One thing is for sure: In this hyperconnected world, the types who run our lives were slow to yell fire in case we insulted the Chinese. I’m not saying we should go back to treating them like coolies, but to remember that commies always speak with forked tongues. China should have been isolated as early as last December, but we were all too busy waiting for Nike sweatshops to deliver their cheaply made goods for our Christmas trees. Now we’re doing the sweating and half of Italy is shut down. And still today fake-news journals like The New York Times are reluctant to write anything that might give aid and comfort to antiglobalization forces in case they sound like The Donald.

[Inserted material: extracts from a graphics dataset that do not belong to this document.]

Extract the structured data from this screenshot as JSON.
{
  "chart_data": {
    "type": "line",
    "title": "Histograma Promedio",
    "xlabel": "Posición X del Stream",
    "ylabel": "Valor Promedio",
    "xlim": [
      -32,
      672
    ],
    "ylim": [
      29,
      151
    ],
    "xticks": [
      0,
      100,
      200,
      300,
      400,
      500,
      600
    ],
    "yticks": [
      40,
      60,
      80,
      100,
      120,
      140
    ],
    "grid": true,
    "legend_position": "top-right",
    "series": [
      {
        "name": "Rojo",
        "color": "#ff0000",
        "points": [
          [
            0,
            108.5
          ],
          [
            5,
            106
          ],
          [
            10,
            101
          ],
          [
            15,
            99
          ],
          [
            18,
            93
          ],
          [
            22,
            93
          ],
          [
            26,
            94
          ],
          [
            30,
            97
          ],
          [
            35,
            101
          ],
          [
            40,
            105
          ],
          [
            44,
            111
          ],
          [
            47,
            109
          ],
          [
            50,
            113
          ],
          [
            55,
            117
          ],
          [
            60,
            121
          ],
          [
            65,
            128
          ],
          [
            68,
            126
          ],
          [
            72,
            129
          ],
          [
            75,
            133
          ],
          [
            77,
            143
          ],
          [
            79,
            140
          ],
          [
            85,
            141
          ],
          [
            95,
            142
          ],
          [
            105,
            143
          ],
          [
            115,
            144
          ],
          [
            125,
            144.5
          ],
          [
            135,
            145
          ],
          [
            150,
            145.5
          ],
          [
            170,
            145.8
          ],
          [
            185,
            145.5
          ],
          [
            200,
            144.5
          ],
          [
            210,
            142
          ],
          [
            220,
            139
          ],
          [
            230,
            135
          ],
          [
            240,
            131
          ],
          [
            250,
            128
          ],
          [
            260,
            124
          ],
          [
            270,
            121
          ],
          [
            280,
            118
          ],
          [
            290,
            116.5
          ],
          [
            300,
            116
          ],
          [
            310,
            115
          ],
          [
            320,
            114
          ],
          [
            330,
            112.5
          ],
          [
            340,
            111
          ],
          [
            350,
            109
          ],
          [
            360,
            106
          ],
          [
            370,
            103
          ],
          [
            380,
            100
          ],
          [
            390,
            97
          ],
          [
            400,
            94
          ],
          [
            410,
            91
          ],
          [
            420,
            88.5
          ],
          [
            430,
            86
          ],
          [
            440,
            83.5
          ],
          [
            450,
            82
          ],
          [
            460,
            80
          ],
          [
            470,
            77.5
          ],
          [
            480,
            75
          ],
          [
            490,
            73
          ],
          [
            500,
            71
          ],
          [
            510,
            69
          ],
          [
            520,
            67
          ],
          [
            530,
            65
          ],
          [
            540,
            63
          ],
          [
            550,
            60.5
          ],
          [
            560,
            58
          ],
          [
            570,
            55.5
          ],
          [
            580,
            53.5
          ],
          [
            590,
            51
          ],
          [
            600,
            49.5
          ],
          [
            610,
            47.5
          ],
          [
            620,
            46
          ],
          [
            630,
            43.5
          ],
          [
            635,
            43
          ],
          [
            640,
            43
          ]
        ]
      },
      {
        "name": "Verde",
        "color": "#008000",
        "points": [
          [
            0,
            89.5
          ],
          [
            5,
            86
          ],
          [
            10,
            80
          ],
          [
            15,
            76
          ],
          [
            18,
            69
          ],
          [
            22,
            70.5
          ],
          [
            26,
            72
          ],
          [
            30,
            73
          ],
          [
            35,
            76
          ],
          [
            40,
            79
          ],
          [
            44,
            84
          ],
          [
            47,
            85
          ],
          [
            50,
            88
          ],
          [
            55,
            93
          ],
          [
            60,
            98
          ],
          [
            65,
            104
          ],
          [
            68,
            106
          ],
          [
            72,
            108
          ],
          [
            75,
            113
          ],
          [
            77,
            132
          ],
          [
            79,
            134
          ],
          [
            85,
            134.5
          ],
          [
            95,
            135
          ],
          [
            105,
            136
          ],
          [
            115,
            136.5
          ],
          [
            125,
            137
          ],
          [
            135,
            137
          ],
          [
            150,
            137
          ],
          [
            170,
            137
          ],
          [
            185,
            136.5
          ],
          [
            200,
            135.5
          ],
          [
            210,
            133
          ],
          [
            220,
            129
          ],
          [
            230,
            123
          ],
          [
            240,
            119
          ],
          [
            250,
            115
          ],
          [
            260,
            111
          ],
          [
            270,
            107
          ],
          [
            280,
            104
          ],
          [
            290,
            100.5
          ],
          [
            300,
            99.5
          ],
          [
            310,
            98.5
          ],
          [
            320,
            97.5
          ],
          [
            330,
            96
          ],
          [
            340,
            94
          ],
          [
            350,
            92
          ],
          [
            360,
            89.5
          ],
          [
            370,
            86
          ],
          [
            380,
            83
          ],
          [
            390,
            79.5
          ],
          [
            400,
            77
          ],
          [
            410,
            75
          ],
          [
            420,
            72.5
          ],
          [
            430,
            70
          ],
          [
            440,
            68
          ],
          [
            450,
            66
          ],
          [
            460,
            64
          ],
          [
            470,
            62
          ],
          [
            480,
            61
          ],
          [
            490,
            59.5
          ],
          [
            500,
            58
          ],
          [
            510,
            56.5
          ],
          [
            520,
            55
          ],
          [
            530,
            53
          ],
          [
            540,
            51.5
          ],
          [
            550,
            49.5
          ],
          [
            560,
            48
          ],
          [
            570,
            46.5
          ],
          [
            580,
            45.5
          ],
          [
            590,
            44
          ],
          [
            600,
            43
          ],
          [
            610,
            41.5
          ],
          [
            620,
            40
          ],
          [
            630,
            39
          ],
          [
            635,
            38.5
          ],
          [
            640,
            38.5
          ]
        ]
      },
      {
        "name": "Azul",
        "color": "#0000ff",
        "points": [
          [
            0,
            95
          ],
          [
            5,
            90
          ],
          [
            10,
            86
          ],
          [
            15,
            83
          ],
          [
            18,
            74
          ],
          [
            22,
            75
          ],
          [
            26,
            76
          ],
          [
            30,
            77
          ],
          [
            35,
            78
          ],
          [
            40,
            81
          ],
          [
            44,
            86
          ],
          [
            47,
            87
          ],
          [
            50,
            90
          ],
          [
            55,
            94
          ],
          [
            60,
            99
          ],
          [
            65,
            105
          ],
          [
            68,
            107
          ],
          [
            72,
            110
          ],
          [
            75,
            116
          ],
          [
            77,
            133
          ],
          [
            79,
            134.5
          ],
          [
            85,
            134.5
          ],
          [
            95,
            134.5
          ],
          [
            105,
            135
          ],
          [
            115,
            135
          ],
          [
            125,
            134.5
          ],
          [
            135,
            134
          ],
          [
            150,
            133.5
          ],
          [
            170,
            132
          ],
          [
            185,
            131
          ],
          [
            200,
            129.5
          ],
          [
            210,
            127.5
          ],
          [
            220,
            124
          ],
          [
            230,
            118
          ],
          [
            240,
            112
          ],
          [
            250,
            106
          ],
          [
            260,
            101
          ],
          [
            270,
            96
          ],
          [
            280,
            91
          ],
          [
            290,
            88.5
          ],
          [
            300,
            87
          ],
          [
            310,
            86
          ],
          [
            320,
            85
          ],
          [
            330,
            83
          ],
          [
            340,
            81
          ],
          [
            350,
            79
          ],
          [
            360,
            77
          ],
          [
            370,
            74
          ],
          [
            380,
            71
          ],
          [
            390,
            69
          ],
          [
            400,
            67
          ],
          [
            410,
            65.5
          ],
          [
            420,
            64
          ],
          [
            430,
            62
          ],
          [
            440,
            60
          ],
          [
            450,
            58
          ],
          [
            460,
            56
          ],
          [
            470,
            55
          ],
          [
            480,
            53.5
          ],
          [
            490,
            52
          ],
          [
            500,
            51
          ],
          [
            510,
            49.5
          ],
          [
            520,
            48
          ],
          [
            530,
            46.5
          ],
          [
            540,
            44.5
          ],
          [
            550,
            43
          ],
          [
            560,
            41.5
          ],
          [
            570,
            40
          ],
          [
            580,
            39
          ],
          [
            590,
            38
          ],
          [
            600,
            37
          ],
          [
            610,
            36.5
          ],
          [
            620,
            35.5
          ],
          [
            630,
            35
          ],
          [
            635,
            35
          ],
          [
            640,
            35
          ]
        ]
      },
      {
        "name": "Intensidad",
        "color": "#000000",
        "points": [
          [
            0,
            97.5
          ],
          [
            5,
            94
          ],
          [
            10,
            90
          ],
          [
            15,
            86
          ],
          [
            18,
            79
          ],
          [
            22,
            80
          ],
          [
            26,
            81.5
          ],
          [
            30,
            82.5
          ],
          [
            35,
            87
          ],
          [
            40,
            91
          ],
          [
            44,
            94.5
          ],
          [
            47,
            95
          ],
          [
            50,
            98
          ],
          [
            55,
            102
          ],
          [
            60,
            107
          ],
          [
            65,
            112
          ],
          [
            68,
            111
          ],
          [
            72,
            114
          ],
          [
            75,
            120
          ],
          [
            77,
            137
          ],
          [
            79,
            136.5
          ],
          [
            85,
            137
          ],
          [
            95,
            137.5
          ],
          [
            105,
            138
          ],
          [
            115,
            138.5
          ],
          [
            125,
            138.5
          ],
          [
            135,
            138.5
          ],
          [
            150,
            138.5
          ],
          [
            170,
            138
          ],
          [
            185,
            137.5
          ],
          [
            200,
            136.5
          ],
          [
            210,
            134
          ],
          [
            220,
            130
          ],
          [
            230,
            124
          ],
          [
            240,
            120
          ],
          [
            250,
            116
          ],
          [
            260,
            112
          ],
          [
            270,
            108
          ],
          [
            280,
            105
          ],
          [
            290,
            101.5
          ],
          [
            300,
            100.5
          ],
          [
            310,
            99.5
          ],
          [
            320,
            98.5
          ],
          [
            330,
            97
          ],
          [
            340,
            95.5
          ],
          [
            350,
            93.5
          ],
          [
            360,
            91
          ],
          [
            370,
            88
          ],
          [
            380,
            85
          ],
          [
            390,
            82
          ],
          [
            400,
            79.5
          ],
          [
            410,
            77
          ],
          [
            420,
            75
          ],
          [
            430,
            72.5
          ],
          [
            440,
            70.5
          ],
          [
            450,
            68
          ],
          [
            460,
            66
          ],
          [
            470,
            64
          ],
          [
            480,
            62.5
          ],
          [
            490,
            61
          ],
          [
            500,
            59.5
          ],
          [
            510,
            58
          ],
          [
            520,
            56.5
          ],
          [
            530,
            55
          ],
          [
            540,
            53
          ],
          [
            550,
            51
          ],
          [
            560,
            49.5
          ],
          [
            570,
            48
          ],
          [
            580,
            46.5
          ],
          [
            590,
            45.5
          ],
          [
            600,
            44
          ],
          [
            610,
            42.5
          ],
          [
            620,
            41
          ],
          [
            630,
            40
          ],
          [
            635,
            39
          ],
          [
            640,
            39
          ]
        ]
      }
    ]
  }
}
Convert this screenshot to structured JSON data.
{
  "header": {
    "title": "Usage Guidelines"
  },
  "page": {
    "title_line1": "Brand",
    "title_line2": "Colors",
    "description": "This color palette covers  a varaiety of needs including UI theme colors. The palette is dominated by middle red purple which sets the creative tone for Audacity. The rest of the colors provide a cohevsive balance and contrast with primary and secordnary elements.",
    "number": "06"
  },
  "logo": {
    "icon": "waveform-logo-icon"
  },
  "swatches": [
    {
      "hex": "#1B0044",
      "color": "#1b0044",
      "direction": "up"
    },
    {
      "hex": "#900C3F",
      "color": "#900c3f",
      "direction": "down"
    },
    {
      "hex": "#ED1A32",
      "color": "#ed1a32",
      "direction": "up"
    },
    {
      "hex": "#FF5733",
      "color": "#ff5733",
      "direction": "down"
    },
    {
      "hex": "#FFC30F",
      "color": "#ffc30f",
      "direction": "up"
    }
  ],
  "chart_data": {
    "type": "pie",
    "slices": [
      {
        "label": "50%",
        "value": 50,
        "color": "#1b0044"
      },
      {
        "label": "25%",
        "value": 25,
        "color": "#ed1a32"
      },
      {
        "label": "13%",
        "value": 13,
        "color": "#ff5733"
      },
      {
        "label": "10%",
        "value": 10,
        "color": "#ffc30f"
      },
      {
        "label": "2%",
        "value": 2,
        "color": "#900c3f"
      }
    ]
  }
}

The great scholar John Sutherland wrote that Tolstoy’s The Death of Ivan Ilyich should be given free to seniors by the authorities. It would serve as a reminder of the trip they will soon be taking. It’s pretty grim toward the end because Ivan is a bore but turns into a Gstaad type when facing a horrible death from the big C. “Why must I die…?” I suppose many of us would ask that question when the man in the white suit comes calling, but then some of us might not. I saw my friend Henry Wyndham the other night, and he’s not the kind to ask Ivan-type questions. All he does is raise money for cancer patients. This was at a dinner given by Mick Flick, the Mercedes-Benz heir who, ironically enough, sat up late with me and spoke about the white-suited man. Mick thinks one should prepare for him. I said he should go f— himself—the white-suited one, that is.

Earlier that evening I had gone to another dinner chez Eric and Louise Franck, who live in one of the oldest and most beautiful chalets in Gstaad. Cosima Somerset and Kirstie Allsopp were pleasant surprises, Barry and Lizzie Humphries attended, as did the Desmarais couple from Canada, who have a chalet here in Gstaad. Not only are they the richest people in that rather large country, they are also the nicest. The mother, Jackie Desmarais, who died a couple of years ago, was one of the best women I’ve ever met. She was a Spectator reader, and when I was at her incredible house in Montreal for a wedding, I was rather down because both my mistress and my wife were about to dump me. “That would be a catastrophe,” said Jackie, “put all your efforts into saving the wife.”

Good advice from a very wise lady. And of course there are some very nice people in Gstaad, and I just mentioned some of them, as there are some not-so-nice that I won’t mention. Gstaad itself can be very pleasant at times, especially in March when the ritzy-glitzy leave and the slopes become skiable again. The locals have overbuilt and there are too many apartments lying empty, but at least every chalet conforms to the Simmentaler style, so the place always looks like a Swiss village rather than Las Vegas by the Matterhorn. Last but not least, the Dutch television series How to Be a Man came through and the wife’s fears were not realized. I do not speak Dutch and don’t know anyone who does, but they were very fair and my part was in English and they never touched it up or added American feminist-type crap. If this had been an American crew I’d probably be at Rikers by now, keeping company with you-know-who.